Der tonganische Tätowierer Ni Powell teilt sein Wissen über das Wiederaufleben der alten Tradition.
Ich habe in den letzten 15 Jahren tonganische Tätowierungstraditionen erforscht. 1998 begann ich zu tätowieren, hauptsächlich mit einer Mischung aus polynesischen Stilen. Ich war mit bestimmten tonganischen Tätowierungsmustern nicht allzu vertraut, weil ich nur wenig darüber wusste und nur einige Skizzen vor dem Verbot existierten.

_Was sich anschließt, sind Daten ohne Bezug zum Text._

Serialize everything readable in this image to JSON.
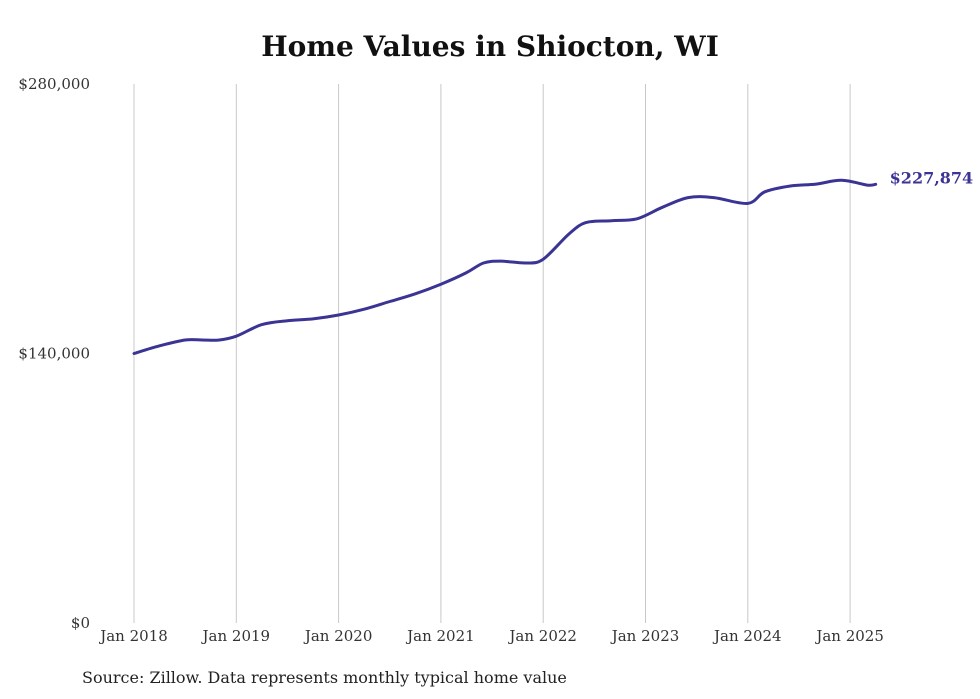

Ich begann, meine Eltern, Tanten und Onkel sowie andere Familienmitglieder zu befragen. Je mehr ich fragte, desto mehr wurde mir klar, dass viele von ihnen wussten, dass traditionelles Tätowieren einmal praktiziert wurde, es aber aufgrund christlicher Werte nicht wieder auferstehen lassen wollten. In meinen frühen Tagen als Tätowierer bin ich jedoch auch auf viele Tonganer gestoßen, die unbedingt tätowiert werden und sich mit diesem Teil ihrer Geschichte befassen möchten.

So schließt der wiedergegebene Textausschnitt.